有料に対する無料(フリー)があっとうてきな有利をもたらすと思うのは、以下に書いているように、「フリーは何も失うものがない」という安心感です。たとえ1円でもお金が必要な場合はもはやフリーではなくなり、私たちの心の中に心理的な障壁ができてしまいます。

「タダだからとりあえずもらっとく」感覚が、以下に強力なものか。それは心理学実験でも明らかにされています。

  たいていの商取引にはよい面と悪い面があるが、何かが無料!になると、わたしたちは悪い面を忘れさり、無料!であることに感動して、提供されているものを実際よりずっと価値あるものと思ってしまう。なぜだろう。それは、人間が失うことを本質的に恐れるからではないかと思う。無料!のほんとうの魅力は、恐れと結びついている。無料!のものを選べば、目に見えて何かを失うという心配はない(なにしろ無料なのだ)。ところが、無料でないものを選ぶと、まずい選択をしたかもしれないという危険性がどうしても残る。だから、どちらにするかと言われれば、無料のほうを選ぶ。

 

 

フリーを支える社会。フリーを提供するものは、それは単に金銭的な報酬以外に、自己実現や誇りを得られることに満足感を得ています。

だからこそフリー社会は発展します。

  私が(ウィキペディアで)魅了されることのひとつは、もしも1950年、60年、70年、80年、90年、さらには2000年当時の経済学者に「ウィキペディアは成功するか?」と尋ねたら、ほとんどの人が「いいや」と答えただろうということだ。彼らはこう言ったはずだ。「無理だね。なぜならそれをやっても何も栄誉が得られないからだよ。利益もない。
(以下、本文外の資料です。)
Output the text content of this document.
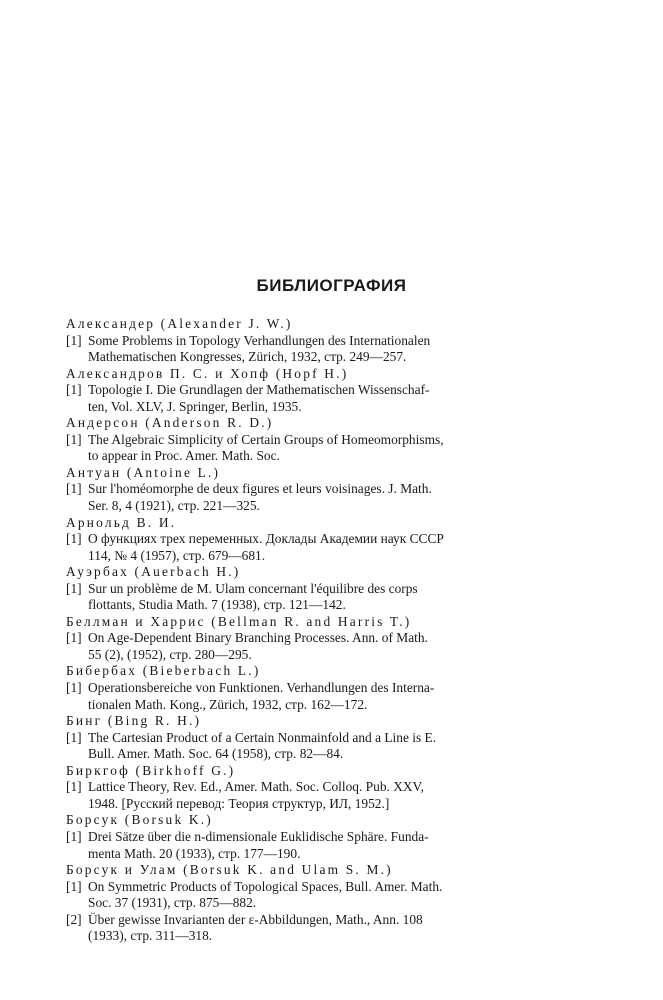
БИБЛИОГРАФИЯ
Александер (Alexander J. W.)
[1] Some Problems in Topology Verhandlungen des Internationalen
Mathematischen Kongresses, Zürich, 1932, стр. 249—257.
Александров П. С. и Хопф (Hopf H.)
[1] Topologie I. Die Grundlagen der Mathematischen Wissenschaf-
ten, Vol. XLV, J. Springer, Berlin, 1935.
Андерсон (Anderson R. D.)
[1] The Algebraic Simplicity of Certain Groups of Homeomorphisms,
to appear in Proc. Amer. Math. Soc.
Антуан (Antoine L.)
[1] Sur l'homéomorphe de deux figures et leurs voisinages. J. Math.
Ser. 8, 4 (1921), стр. 221—325.
Арнольд В. И.
[1] О функциях трех переменных. Доклады Академии наук СССР
114, № 4 (1957), стр. 679—681.
Ауэрбах (Auerbach H.)
[1] Sur un problème de M. Ulam concernant l'équilibre des corps
flottants, Studia Math. 7 (1938), стр. 121—142.
Беллман и Харрис (Bellman R. and Harris T.)
[1] On Age-Dependent Binary Branching Processes. Ann. of Math.
55 (2), (1952), стр. 280—295.
Бибербах (Bieberbach L.)
[1] Operationsbereiche von Funktionen. Verhandlungen des Interna-
tionalen Math. Kong., Zürich, 1932, стр. 162—172.
Бинг (Bing R. H.)
[1] The Cartesian Product of a Certain Nonmainfold and a Line is E.
Bull. Amer. Math. Soc. 64 (1958), стр. 82—84.
Биркгоф (Birkhoff G.)
[1] Lattice Theory, Rev. Ed., Amer. Math. Soc. Colloq. Pub. XXV,
1948. [Русский перевод: Теория структур, ИЛ, 1952.]
Борсук (Borsuk K.)
[1] Drei Sätze über die n-dimensionale Euklidische Sphäre. Funda-
menta Math. 20 (1933), стр. 177—190.
Борсук и Улам (Borsuk K. and Ulam S. M.)
[1] On Symmetric Products of Topological Spaces, Bull. Amer. Math.
Soc. 37 (1931), стр. 875—882.
[2] Über gewisse Invarianten der ε-Abbildungen, Math., Ann. 108
(1933), стр. 311—318.
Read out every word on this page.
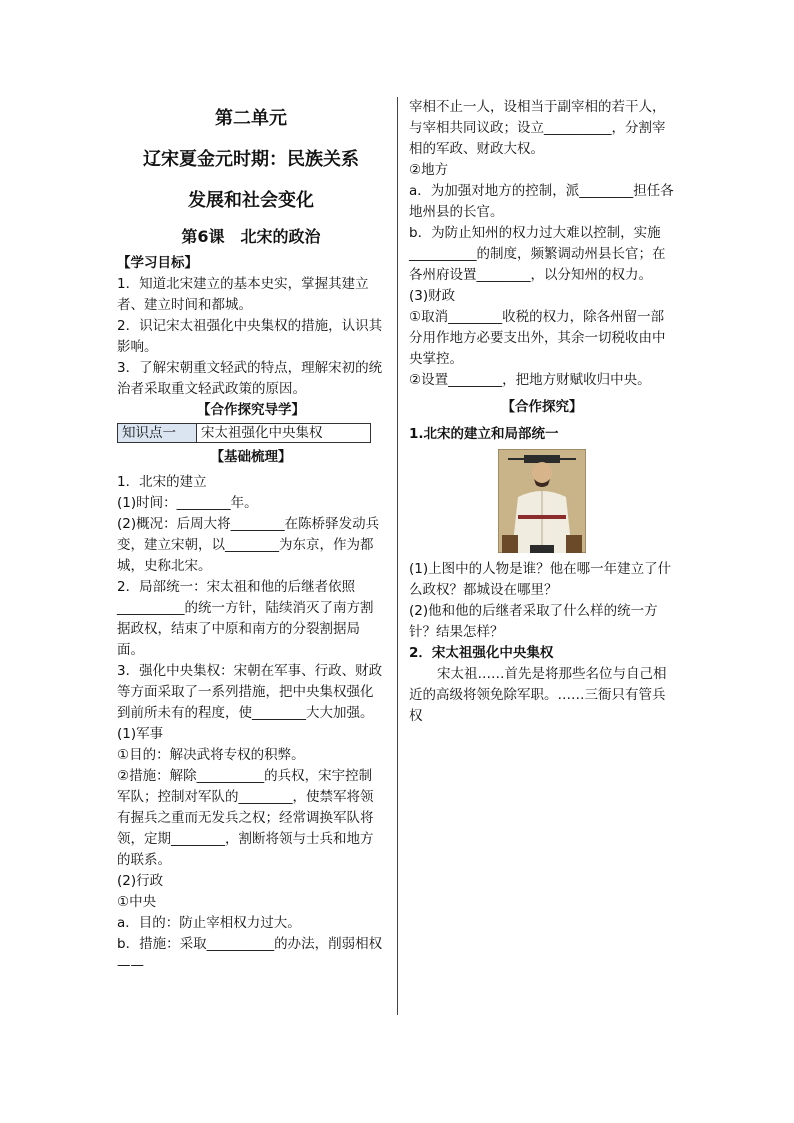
第二单元

辽宋夏金元时期：民族关系

发展和社会变化

第6课　北宋的政治

【学习目标】

1．知道北宋建立的基本史实，掌握其建立者、建立时间和都城。

2．识记宋太祖强化中央集权的措施，认识其影响。

3．了解宋朝重文轻武的特点，理解宋初的统治者采取重文轻武政策的原因。

【合作探究导学】

知识点一	宋太祖强化中央集权

【基础梳理】

1．北宋的建立

(1)时间：________年。

(2)概况：后周大将________在陈桥驿发动兵变，建立宋朝，以________为东京，作为都城，史称北宋。

2．局部统一：宋太祖和他的后继者依照__________的统一方针，陆续消灭了南方割据政权，结束了中原和南方的分裂割据局面。

3．强化中央集权：宋朝在军事、行政、财政等方面采取了一系列措施，把中央集权强化到前所未有的程度，使________大大加强。

(1)军事

①目的：解决武将专权的积弊。

②措施：解除__________的兵权，宋宇控制军队；控制对军队的________，使禁军将领有握兵之重而无发兵之权；经常调换军队将领，定期________，割断将领与士兵和地方的联系。

(2)行政

①中央

a．目的：防止宰相权力过大。

b．措施：采取__________的办法，削弱相权——

宰相不止一人，设相当于副宰相的若干人，与宰相共同议政；设立__________，分割宰相的军政、财政大权。

②地方

a．为加强对地方的控制，派________担任各地州县的长官。

b．为防止知州的权力过大难以控制，实施__________的制度，频繁调动州县长官；在各州府设置________，以分知州的权力。

(3)财政

①取消________收税的权力，除各州留一部分用作地方必要支出外，其余一切税收由中央掌控。

②设置________，把地方财赋收归中央。

【合作探究】

1.北宋的建立和局部统一

(1)上图中的人物是谁？他在哪一年建立了什么政权？都城设在哪里？

(2)他和他的后继者采取了什么样的统一方针？结果怎样？

2．宋太祖强化中央集权

宋太祖……首先是将那些名位与自己相近的高级将领免除军职。……三衙只有管兵权
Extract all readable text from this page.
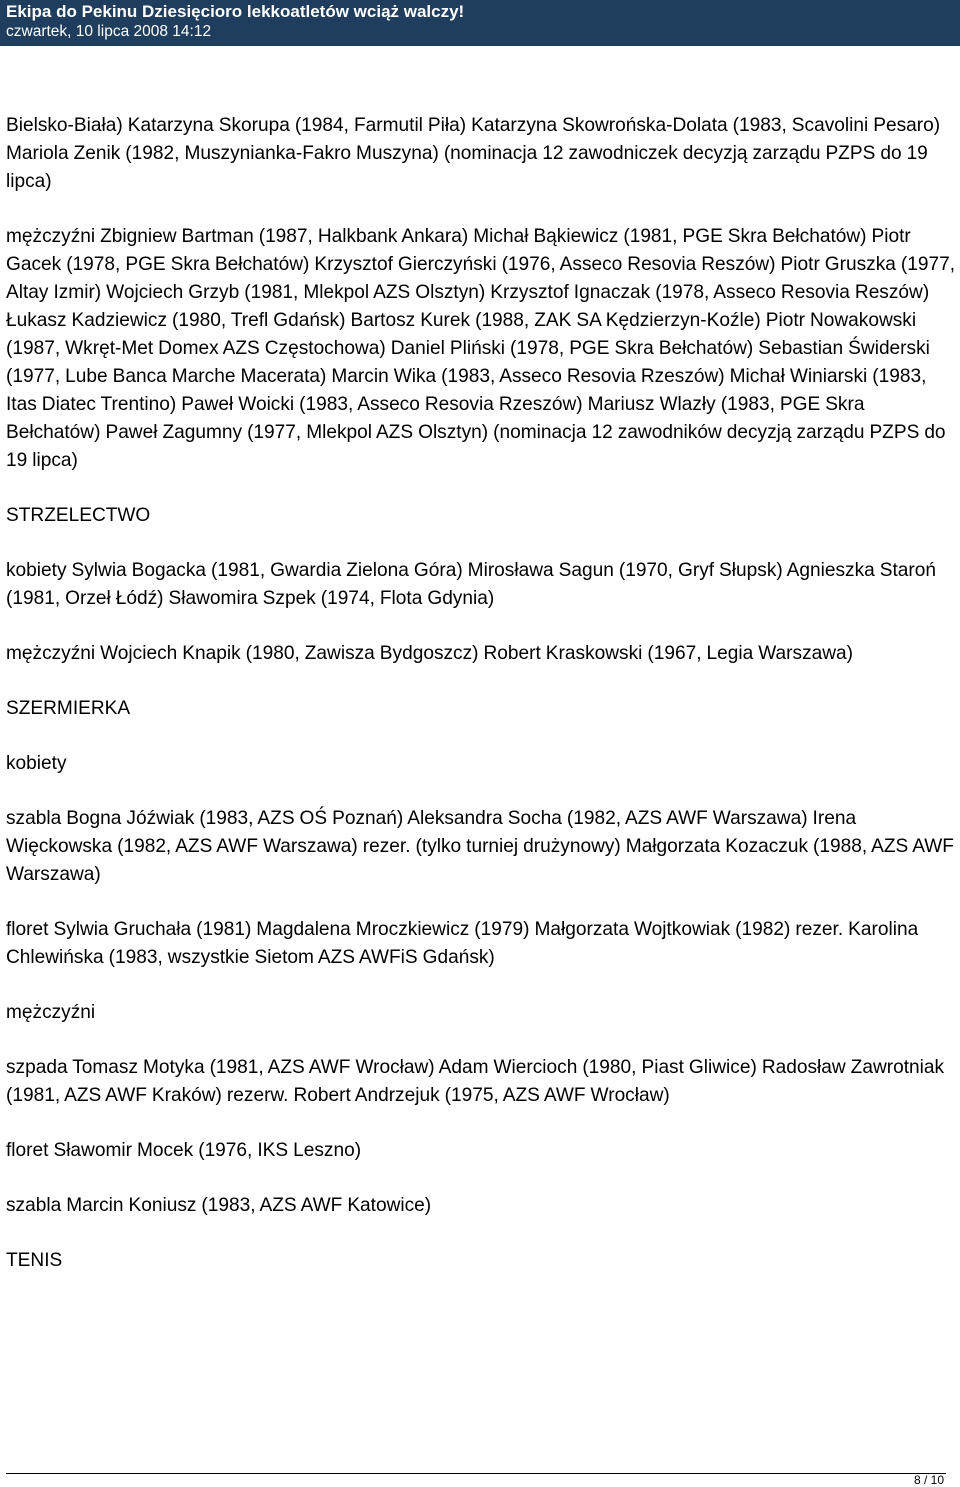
Ekipa do Pekinu Dziesięcioro lekkoatletów wciąż walczy!
czwartek, 10 lipca 2008 14:12

Bielsko-Biała) Katarzyna Skorupa (1984, Farmutil Piła) Katarzyna Skowrońska-Dolata (1983, Scavolini Pesaro) Mariola Zenik (1982, Muszynianka-Fakro Muszyna) (nominacja 12 zawodniczek decyzją zarządu PZPS do 19 lipca)

mężczyźni Zbigniew Bartman (1987, Halkbank Ankara) Michał Bąkiewicz (1981, PGE Skra Bełchatów) Piotr Gacek (1978, PGE Skra Bełchatów) Krzysztof Gierczyński (1976, Asseco Resovia Reszów) Piotr Gruszka (1977, Altay Izmir) Wojciech Grzyb (1981, Mlekpol AZS Olsztyn) Krzysztof Ignaczak (1978, Asseco Resovia Reszów) Łukasz Kadziewicz (1980, Trefl Gdańsk) Bartosz Kurek (1988, ZAK SA Kędzierzyn-Koźle) Piotr Nowakowski (1987, Wkręt-Met Domex AZS Częstochowa) Daniel Pliński (1978, PGE Skra Bełchatów) Sebastian Świderski (1977, Lube Banca Marche Macerata) Marcin Wika (1983, Asseco Resovia Rzeszów) Michał Winiarski (1983, Itas Diatec Trentino) Paweł Woicki (1983, Asseco Resovia Rzeszów) Mariusz Wlazły (1983, PGE Skra Bełchatów) Paweł Zagumny (1977, Mlekpol AZS Olsztyn) (nominacja 12 zawodników decyzją zarządu PZPS do 19 lipca)

STRZELECTWO

kobiety Sylwia Bogacka (1981, Gwardia Zielona Góra) Mirosława Sagun (1970, Gryf Słupsk) Agnieszka Staroń (1981, Orzeł Łódź) Sławomira Szpek (1974, Flota Gdynia)

mężczyźni Wojciech Knapik (1980, Zawisza Bydgoszcz) Robert Kraskowski (1967, Legia Warszawa)

SZERMIERKA

kobiety

szabla Bogna Jóźwiak (1983, AZS OŚ Poznań) Aleksandra Socha (1982, AZS AWF Warszawa) Irena Więckowska (1982, AZS AWF Warszawa) rezer. (tylko turniej drużynowy) Małgorzata Kozaczuk (1988, AZS AWF Warszawa)

floret Sylwia Gruchała (1981) Magdalena Mroczkiewicz (1979) Małgorzata Wojtkowiak (1982) rezer. Karolina Chlewińska (1983, wszystkie Sietom AZS AWFiS Gdańsk)

mężczyźni

szpada Tomasz Motyka (1981, AZS AWF Wrocław) Adam Wiercioch (1980, Piast Gliwice) Radosław Zawrotniak (1981, AZS AWF Kraków) rezerw. Robert Andrzejuk (1975, AZS AWF Wrocław)

floret Sławomir Mocek (1976, IKS Leszno)

szabla Marcin Koniusz (1983, AZS AWF Katowice)

TENIS

8 / 10
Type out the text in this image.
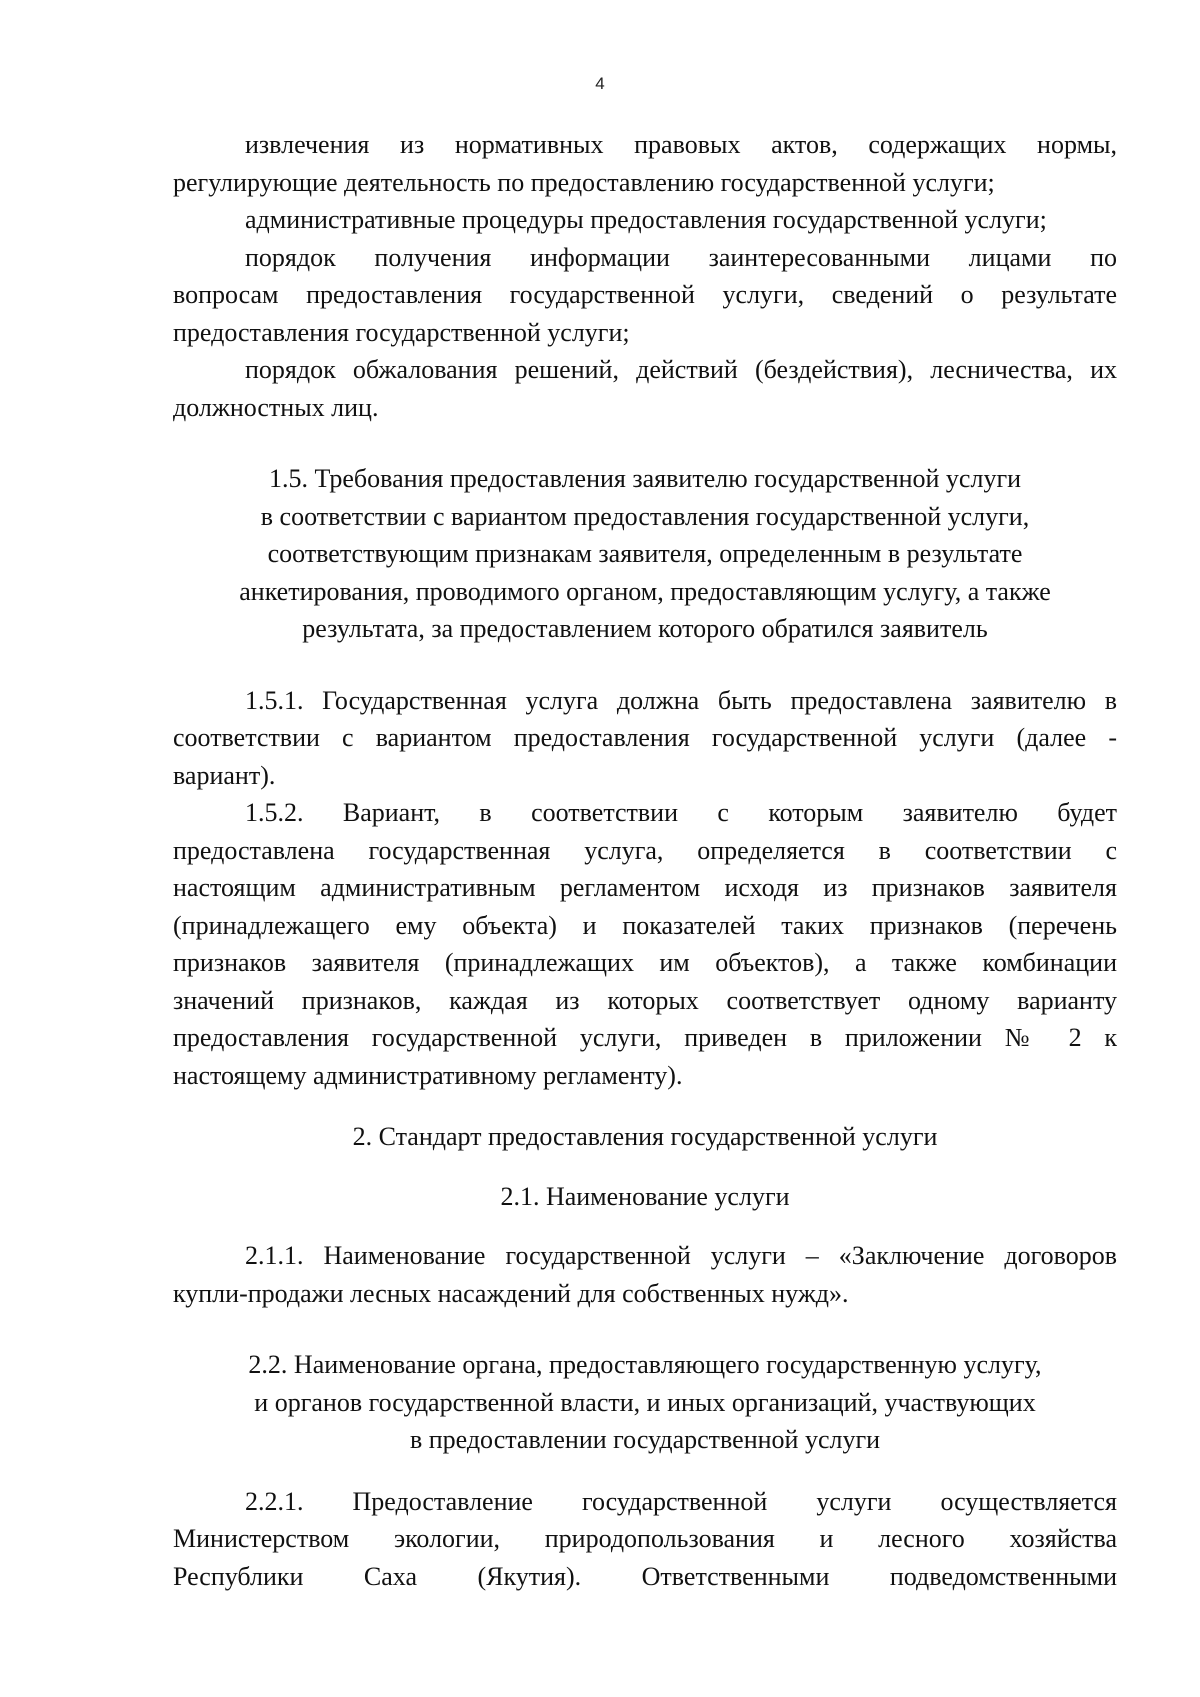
4

извлечения из нормативных правовых актов, содержащих нормы,
регулирующие деятельность по предоставлению государственной услуги;

административные процедуры предоставления государственной услуги;

порядок получения информации заинтересованными лицами по
вопросам предоставления государственной услуги, сведений о результате
предоставления государственной услуги;

порядок обжалования решений, действий (бездействия), лесничества, их
должностных лиц.

1.5. Требования предоставления заявителю государственной услуги
в соответствии с вариантом предоставления государственной услуги,
соответствующим признакам заявителя, определенным в результате
анкетирования, проводимого органом, предоставляющим услугу, а также
результата, за предоставлением которого обратился заявитель

1.5.1. Государственная услуга должна быть предоставлена заявителю в
соответствии с вариантом предоставления государственной услуги (далее -
вариант).

1.5.2. Вариант, в соответствии с которым заявителю будет
предоставлена государственная услуга, определяется в соответствии с
настоящим административным регламентом исходя из признаков заявителя
(принадлежащего ему объекта) и показателей таких признаков (перечень
признаков заявителя (принадлежащих им объектов), а также комбинации
значений признаков, каждая из которых соответствует одному варианту
предоставления государственной услуги, приведен в приложении № 2 к
настоящему административному регламенту).

2. Стандарт предоставления государственной услуги
2.1. Наименование услуги

2.1.1. Наименование государственной услуги – «Заключение договоров
купли-продажи лесных насаждений для собственных нужд».

2.2. Наименование органа, предоставляющего государственную услугу,
и органов государственной власти, и иных организаций, участвующих
в предоставлении государственной услуги

2.2.1. Предоставление государственной услуги осуществляется
Министерством экологии, природопользования и лесного хозяйства
Республики Саха (Якутия). Ответственными подведомственными
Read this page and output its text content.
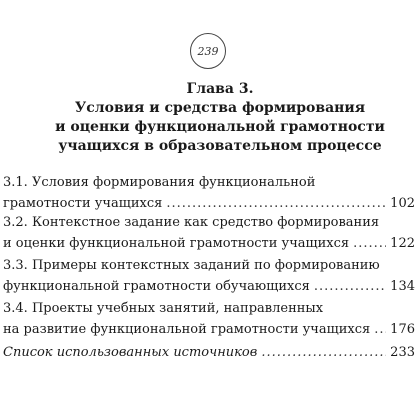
239
Глава 3.
Условия и средства формирования
и оценки функциональной грамотности
учащихся в образовательном процессе
3.1. Условия формирования функциональной
грамотности учащихся .....	102
3.2. Контекстное задание как средство формирования
и оценки функциональной грамотности учащихся .....	122
3.3. Примеры контекстных заданий по формированию
функциональной грамотности обучающихся .....	134
3.4. Проекты учебных занятий, направленных
на развитие функциональной грамотности учащихся ..... 176
Список использованных источников .....	233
誰もがただ乗りするだろう。ウィキペディアがあったら読むけれど、フリーライダーの問題があるのですすんで項目を書く人間はいないはずだ」。でも、彼らはまちがっていた。フリーライダー問題を乗り越えるほどの強い喜びがあることをわかっていなかったのだ。

  要するに、私たちが報酬なしでも喜んですることは、給料のための仕事以上に私たちを幸せにしてくれる。私たちは食べていかなければならないが、マズローの言うとおりで、生きるとはそれだけではない。創造的かつ評価される方法で貢献する機会は、マズローがすべての展望の中で最上位に置いた自己実現にほかならず、それが仕事でかなえられることは少ない。ウェブの急成長は、疑いなく無償労働によってもたらされた。人々は創造的になり、何かに貢献をし、影響力を持ち、何かの達人であると認められ、そのことで幸せを感じる。こうした非貨幣的な生産経済が生まれる可能性は数世紀前から社会に存在していて、社会システムとツールによって完全に実現される日を待っていた。ウェブがそれらのツールを提供すると、突然に無料で交換される市場が生まれたのである。

 

 

「デジタルのものは、早かれ遅かれ無料になる」と本書に書いていますが、デジタルのものは確かに年を追うごとに値段が下がっています。

そして、それは限りなく無料になり、やがてどれだけ買っても、どれだけ使ってもなくならない無限のリソースを手に入れることができるようになります。

  私たちの脳は、ムダなことに抵抗を感じるように配線されているようだ。だが、それは私たちがほ乳類だからであり、自然界では比較的珍しいことだ。ほ乳類は、動物の世界でももっとも子どもの数が少なく、その結果、私たちは子どもが大人になるまで守るために膨大な時間と手間を費やす。人間ひとりの死は悲劇であり、ときには残された者が二度と立ち直れないこともある。そして、私たちは個人の命を何よりも大切にしている。

  そのため、私たちはムダに関して非常に発達した倫理観を持っていて、気に入らないおもちゃや食べ残しを捨てることに罪悪感を覚える。その感情にちゃんとした理由がある時もある。浪費によって社会的コストが増えることを理解しているときだ。だがたいていは、たんに私たちのほ乳類としての脳が、罪悪感を覚えるようにプログラムされているからだ。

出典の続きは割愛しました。